# local sharing in alliance broadband network



## sam1 (Jul 29, 2014)

Hi all. A friend of mine wants to share some files with me. As alliance provides static ip and both of us use alliance for internet, I was wondering if it would be possible to search for his computer over the network and get the files over it. Any help / suggestion in this regard would be appreciated.


----------



## rj27 (Jul 29, 2014)

Try by enabling the sharing option from the Windows only for the folders your friend wants to share. Then ask for his static ip and on your pc go to run and type  \xxx.xxx.xxx.xxx the ip address of your friend. Should work fine and you will be able to see the shared folders in Windows Explorer. You might be asked for password in case of password protected sharing by your friend which is the ideal option.


----------



## kARTechnology (Jul 29, 2014)

sam1 said:


> Hi all. A friend of mine wants to share some files with me. As alliance provides static ip and both of us use alliance for internet, I was wondering if it would be possible to search for his computer over the network and get the files over it.

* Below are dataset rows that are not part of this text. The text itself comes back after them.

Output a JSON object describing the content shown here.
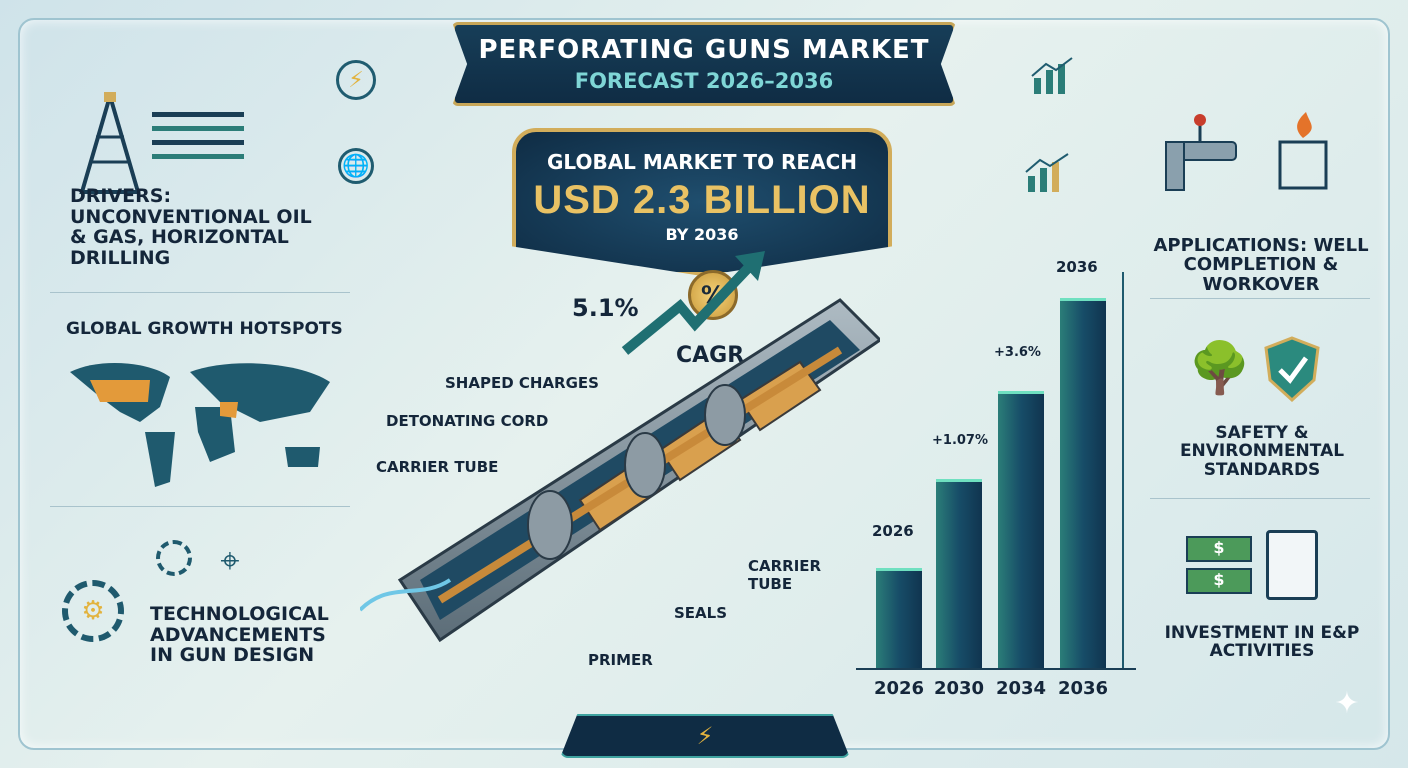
{
  "header": {
    "title": "PERFORATING GUNS MARKET",
    "subtitle": "FORECAST 2026–2036"
  },
  "headline": {
    "line1": "GLOBAL MARKET TO REACH",
    "value": "USD 2.3 BILLION",
    "line3": "BY 2036"
  },
  "cagr": {
    "value": "5.1%",
    "label": "CAGR",
    "symbol": "%"
  },
  "left_panel": [
    {
      "label": "DRIVERS: UNCONVENTIONAL OIL & GAS, HORIZONTAL DRILLING",
      "icon": "oil-rig-icon"
    },
    {
      "label": "GLOBAL GROWTH HOTSPOTS",
      "icon": "world-map-icon"
    },
    {
      "label": "TECHNOLOGICAL ADVANCEMENTS IN GUN DESIGN",
      "icon": "gear-icon"
    }
  ],
  "right_panel": [
    {
      "label": "APPLICATIONS: WELL COMPLETION & WORKOVER",
      "icon": "pipeline-icon"
    },
    {
      "label": "SAFETY & ENVIRONMENTAL STANDARDS",
      "icon": "shield-check-icon"
    },
    {
      "label": "INVESTMENT IN E&P ACTIVITIES",
      "icon": "money-document-icon"
    }
  ],
  "diagram_parts": {
    "shaped_charges": "SHAPED CHARGES",
    "detonating_cord": "DETONATING CORD",
    "carrier_tube_left": "CARRIER TUBE",
    "carrier_tube_right": "CARRIER TUBE",
    "seals": "SEALS",
    "primer": "PRIMER"
  },
  "chart_data": {
    "type": "bar",
    "categories": [
      "2026",
      "2030",
      "2034",
      "2036"
    ],
    "values": [
      27,
      51,
      75,
      100
    ],
    "bar_labels": [
      "2026",
      "+1.07%",
      "+3.6%",
      "2036"
    ],
    "ylabel": "",
    "grid": false
  },
  "colors": {
    "navy": "#0f2c44",
    "gold": "#d2ad5b",
    "teal": "#2b7d78",
    "accent": "#6fe0c0"
  }
}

Any help / suggestion in this regard would be appreciated.


very simple! and secure
download team viewer and put his ip and password in the box and select file sharing...that's it...it works with my local broadband and you can do screen sharing too


----------



## sam1 (Jul 29, 2014)

thanks for all your suggestions.  [MENTION=138043]kARTechnology[/MENTION] - the team viewer idea did cross my mind, but wouldn't the transfer speed thru TV be limited by the internet connection, as opposed to the direct sharing option? although I agree it will be more secure/safe than the other option.


----------



## rj27 (Jul 29, 2014)

In that case check out the bittorrent sync client for windows. It works great in terms of sharing files with friends and you also get the benefit of local network speeds, in case of lan devices as well as being on a same ISP without being depending on Internet speeds. 

Pretty easy to use should check out if it works for you.


----------



## kARTechnology (Jul 30, 2014)

sam1 said:


> thanks for all your suggestions.  [MENTION=138043]kARTechnology[/MENTION] - the team viewer idea did cross my mind, but wouldn't the transfer speed thru TV be limited by the internet connection, as opposed to the direct sharing option? although I agree it will be more secure/safe than the other option.



 allow LAN access
Extras > Options > general > network settings > incoming lan connections{select as "accept"}

then type in ip ...no internet required...logout from internet and try


----------